Scientists say a new computer tool that predicts how cancers may respond to a new drug before it has ever been given to patients will be “hugely beneficial” in designing new cancer drugs.
The sophisticated new software can forecast how cancer will resist drugs before they are administered.
Experts said the new program could transform the discovery of cancer drugs by predicting how tumours will become resistant to treatment long before it would first become apparent in clinical trials.
Based on the software’s predictions, researchers could start working on second-generation drugs to tackle treatment resistance before the first-generation drug is given to patients.
It could also lead to the development of tests to assess patients for resistance mutations before and during treatment – delivering precision medicine at the earliest stage.
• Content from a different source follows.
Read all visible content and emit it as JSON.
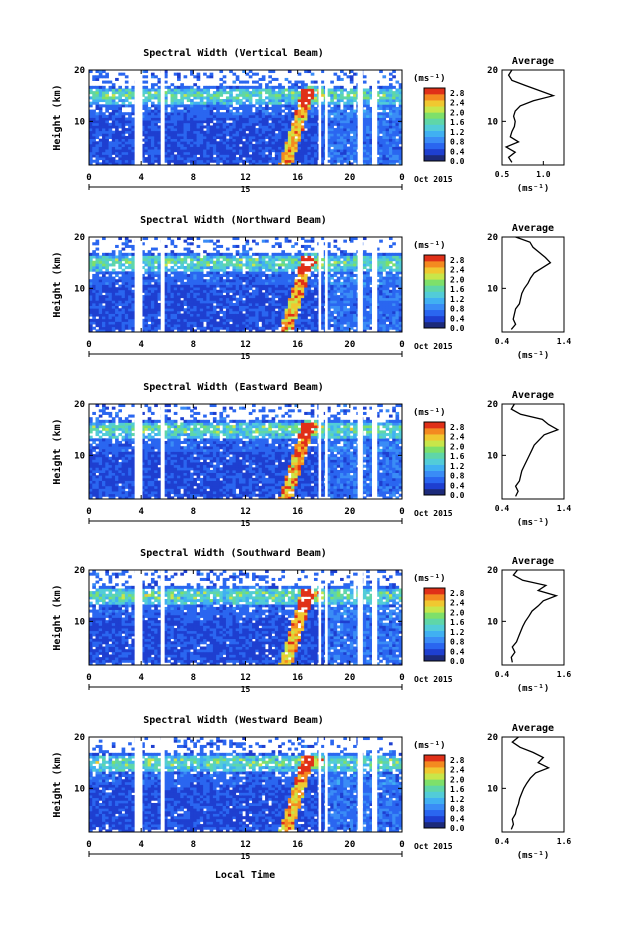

Dr Teresa Kaserer, higher scientific officer at the Institute of Cancer Research (ICR), London, developed the prediction tool.
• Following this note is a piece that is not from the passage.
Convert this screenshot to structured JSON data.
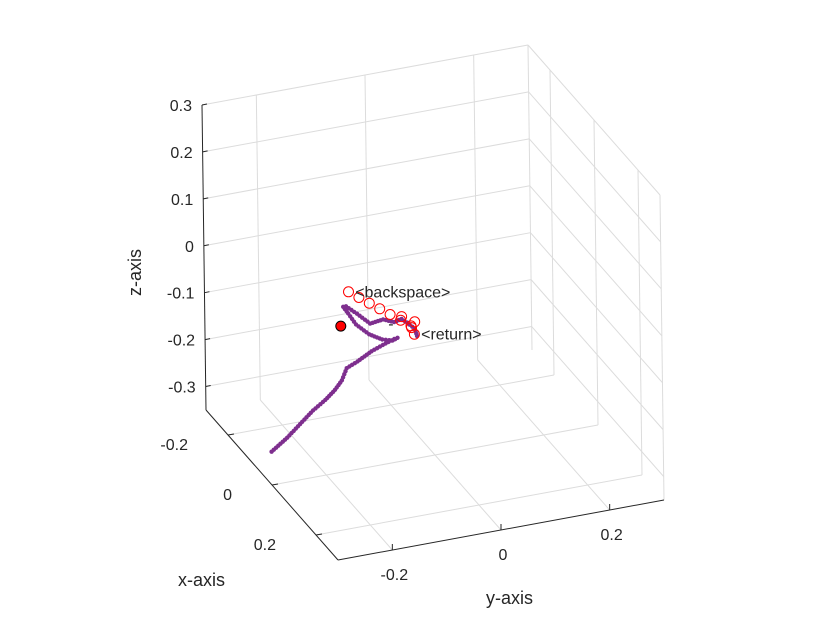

She said: “Our new approach can predict which mutations are likely to arise in response to drug treatment in different types of tumours.
“This will be hugely beneficial in designing new cancer drugs. Instead of reacting to what we see in the clinic – when it’s too late as patients have stopped responding to treatment – we can use our computational method to predict during the drug design stage how resistance will arise.
“It means we can begin designing second-generation treatments much earlier, as well as developing tests to select patients for treatment and monitor them while on the drug.
“This could be great news for patients, who could be switched to a second generation drug as soon as a resistance mutation appears.”
The prediction tool, which features in the journal Cell Chemical Biology, starts by analysing all the possible mutations that could occur around a drug target – generally between 350 and 1,200.
The researchers then apply the prediction software to prioritise the mutations down to just nine or 10 most likely to cause drug resistance – a more feasible number to investigate further in the laboratory.
The researchers tested their method on existing cancer drugs and drug targets – including 17 different drugs that target the important cancer-related proteins MAPK1, KIT, EGFR, Abl and ALK.
It was able to accurately predict many of the mutations that doctors see in the clinic, and for MAPK many that were generated in the lab.
The prediction tool is the first to include the evolutionary impact of a mutation on cancer cells. If a mutation meant the drug target could no longer perform its role in a cell, then that cell is unlikely to survive and go on to form drug-resistant tumours.
Lastly, the prediction tool identifies regions in the drug target where resistance “hotspots” – areas predicted to have multiple mutations – are likely to occur and prioritised mutations at these hotspots based on their likelihood of being formed in the cancer type under investigation.
For the cancer drug imatinib, the program accurately predicted a common mutation that causes resistance to the drug in some patients.
This approach also correctly predicted that the second-generation drug sunitinib would not be affected by this resistance mutation in the clinic.
Professor Julian Blagg, deputy director of the Cancer Research UK Cancer Therapeutics Unit at ICR, and study co-author said: “In recent years, targeted cancer therapies have brought significant benefits to patients, but the eventual emergence of drug resistance remains a major challenge.
“Predicting how a cancer drug target may mutate to kick out the therapeutic agents whilst maintaining its normal function can help us stay one step ahead of tumour evolution by creating new treatments that block a cancer’s escape routes.
“Our study has explored one of the ways tumours can become resistant to cancer drugs, but there are other escape routes cancer cells can take to avoid destruction.
“Our approach is an important first step, and we, along with other colleagues at the ICR, are looking to develop similar tools to identify, right at the start of cancer drug discovery, the alternative roads to drug resistance.”